Die Linie – Film von Ursula Meier

Mit einer erschütternden Szene beginnt der Film „Die Linie“, der Regisseurin Ursula Meier. Eine junge Frau rastet aus. Warum ist zunächst nicht klar. Doch bei dieser körperlichen Auseinandersetzung verletzt sie ihre Mutter. Margaret, 35 Jahre alt und seit langem gewalttätig darf nun drei Monate lang keinen Kontakt zu ihrer Mutter aufnehmen, sich dem Haus der Familie nicht mehr als 100 Meter nähern. Befolgt sie diese Anordnung nicht, landet sie sofort im Gefängnis.

Christina (Valeria Bruni Tedeschi) © Piffl Medien

Besonders leidet die jüngste Schwester Marion darunter, Margaret nicht sehen zu können. Sie markiert die Linie, die nun Margaret von ihrer Familie trennt mit blauer Farbe. Doch beide treffen sich von nun an dieser Markierung, die schnell zum Begegnungsort der Schwestern wird. Dort erhält Marion weiterhin Gesangsunterricht von ihrer älteren Schwester. Nur die Mutter, eine erfolgreiche Pianistin, zeigt sich unversöhnlich. Sie hat an den Folgen der Auseinandersetzung zu tragen und ist seither auf dem linken Ohr fast taub. Christina verkauft ihren heißgeliebten Flügel und widmet sich nun ihrem neuen Liebhaber Hervé. Margaret kehrt jedoch Tag für Tag an die Linie zurück, um ihrer Familie nahe zu sein.

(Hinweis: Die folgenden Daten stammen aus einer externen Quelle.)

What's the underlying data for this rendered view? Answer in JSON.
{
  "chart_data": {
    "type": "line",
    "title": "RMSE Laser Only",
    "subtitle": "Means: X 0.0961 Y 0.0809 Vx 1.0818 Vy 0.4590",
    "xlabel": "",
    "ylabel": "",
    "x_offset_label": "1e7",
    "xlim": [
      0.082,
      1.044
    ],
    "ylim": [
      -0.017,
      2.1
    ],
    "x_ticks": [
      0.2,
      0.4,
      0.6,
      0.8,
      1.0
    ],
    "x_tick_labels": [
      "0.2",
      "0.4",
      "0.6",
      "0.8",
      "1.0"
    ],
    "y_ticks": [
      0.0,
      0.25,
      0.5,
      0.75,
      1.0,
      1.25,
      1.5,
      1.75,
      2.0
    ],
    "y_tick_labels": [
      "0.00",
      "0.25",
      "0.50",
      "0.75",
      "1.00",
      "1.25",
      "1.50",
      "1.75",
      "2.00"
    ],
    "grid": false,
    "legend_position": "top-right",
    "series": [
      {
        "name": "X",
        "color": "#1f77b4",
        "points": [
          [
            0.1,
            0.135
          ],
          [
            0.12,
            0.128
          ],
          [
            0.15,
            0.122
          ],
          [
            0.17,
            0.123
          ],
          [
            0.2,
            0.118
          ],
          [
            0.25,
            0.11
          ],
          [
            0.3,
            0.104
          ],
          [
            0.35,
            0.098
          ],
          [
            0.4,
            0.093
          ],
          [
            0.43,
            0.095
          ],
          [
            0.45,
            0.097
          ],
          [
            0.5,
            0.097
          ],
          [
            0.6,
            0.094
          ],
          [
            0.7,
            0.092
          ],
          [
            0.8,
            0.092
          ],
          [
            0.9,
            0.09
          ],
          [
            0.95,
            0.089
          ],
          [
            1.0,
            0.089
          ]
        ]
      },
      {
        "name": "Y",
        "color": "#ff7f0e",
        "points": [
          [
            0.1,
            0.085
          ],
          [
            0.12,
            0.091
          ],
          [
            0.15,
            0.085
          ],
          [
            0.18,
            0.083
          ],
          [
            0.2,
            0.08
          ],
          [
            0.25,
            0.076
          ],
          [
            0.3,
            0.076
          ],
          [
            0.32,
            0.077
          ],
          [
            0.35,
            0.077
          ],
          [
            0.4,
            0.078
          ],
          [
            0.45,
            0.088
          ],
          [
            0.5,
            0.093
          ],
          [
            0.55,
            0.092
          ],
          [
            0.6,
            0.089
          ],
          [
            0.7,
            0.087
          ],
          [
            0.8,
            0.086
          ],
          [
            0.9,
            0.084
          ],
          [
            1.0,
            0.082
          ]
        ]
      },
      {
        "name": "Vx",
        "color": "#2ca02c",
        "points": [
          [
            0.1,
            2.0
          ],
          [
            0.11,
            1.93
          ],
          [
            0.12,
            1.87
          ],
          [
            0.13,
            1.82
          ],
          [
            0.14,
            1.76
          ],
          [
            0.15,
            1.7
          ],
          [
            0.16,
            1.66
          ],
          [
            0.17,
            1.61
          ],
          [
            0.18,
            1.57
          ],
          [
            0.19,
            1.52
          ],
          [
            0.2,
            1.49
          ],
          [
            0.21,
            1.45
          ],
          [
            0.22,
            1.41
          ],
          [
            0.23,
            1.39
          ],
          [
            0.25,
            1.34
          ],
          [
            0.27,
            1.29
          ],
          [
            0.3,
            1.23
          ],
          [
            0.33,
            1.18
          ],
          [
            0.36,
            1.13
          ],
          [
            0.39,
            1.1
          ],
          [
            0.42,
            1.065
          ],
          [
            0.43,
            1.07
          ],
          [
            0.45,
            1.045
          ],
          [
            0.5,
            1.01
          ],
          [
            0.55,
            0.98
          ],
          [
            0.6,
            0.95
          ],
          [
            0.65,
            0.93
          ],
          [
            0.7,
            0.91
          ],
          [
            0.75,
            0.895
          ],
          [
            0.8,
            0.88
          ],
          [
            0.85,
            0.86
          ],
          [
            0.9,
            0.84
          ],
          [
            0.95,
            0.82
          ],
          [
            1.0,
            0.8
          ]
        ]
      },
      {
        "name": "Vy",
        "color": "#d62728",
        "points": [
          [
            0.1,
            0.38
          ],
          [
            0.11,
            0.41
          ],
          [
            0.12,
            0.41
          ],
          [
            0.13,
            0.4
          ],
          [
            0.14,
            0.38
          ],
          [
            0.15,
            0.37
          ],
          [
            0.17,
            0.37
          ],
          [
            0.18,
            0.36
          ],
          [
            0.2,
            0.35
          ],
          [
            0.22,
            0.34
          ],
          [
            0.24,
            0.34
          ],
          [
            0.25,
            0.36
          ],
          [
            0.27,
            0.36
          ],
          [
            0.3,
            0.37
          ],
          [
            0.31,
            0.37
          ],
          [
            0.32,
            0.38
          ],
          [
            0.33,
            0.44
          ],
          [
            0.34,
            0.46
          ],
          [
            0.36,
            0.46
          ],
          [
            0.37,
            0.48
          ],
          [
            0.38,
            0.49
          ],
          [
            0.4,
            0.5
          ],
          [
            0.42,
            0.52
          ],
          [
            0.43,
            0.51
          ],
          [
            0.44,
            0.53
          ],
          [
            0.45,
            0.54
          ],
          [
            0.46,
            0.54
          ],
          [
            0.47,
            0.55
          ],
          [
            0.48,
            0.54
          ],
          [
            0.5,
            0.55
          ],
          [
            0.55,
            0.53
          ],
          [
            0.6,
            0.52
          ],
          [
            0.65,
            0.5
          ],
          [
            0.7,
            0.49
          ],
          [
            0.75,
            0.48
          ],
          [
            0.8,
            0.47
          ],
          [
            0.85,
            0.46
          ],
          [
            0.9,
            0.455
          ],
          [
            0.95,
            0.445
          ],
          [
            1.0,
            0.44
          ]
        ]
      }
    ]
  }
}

Das System Familie gerät in eine Krise und sucht nach neuer Stabilität. Im Film ist die Mutter ein unsicherer Faktor ebenso wie Margaret, die älteste Tochter, die tief verwundet wirkt. Die Atmosphäre zwischen beiden ist angespannt, die Beziehung zwieispältig. Vermittlerin und zugleich Wärterin der Grenzlinie ist die jüngste Tochter Marion, die engelgleich mit Gebeten den Familienfrieden wieder herzustellen versucht.

Warten an der Linie – v.l. Christina (Valeria Bruni Tedeschi) und Marion (Elli Spagnolo)
© Piffl Medien

Der Regisseurin Ursula Meier ist mit ihrem Film „Die Linie“ ein wunderbares und berührendes Familiendrama gelungen, das von Beginn an fesselt. In präzisen, empathischen und eindringlichen Bildern erzählt Meier von den manchmal brüchig werdenden Verbindungen einer Familie, in der sich die Figuren bewegen, nach Geborgenheit und Sicherheit suchen. Doch nicht Liebe ist das stärkste Band zwischen ihnen, sondern die Musik. Sie verbindet die Familie miteinander.

Entscheidend zum Gelingen des Films haben zudem die hervorragenden Schauspielerinnen beigetragen. Stéphanie Blanchoud in der Rolle der Marion, Elli Spagnolo, die auch Musikerin ist, als Margaret ebenso wie Valeria Bruni Tedeschi, die die abgehobene Mutter spielt, und India Hair als mittlere Tochter. In einer Nebenrolle gastiert der französische Musiker und Schauspieler Benjamin Biolay.

„Die Linie“ ist ein großartiger Film! Ab heute in den Kinos.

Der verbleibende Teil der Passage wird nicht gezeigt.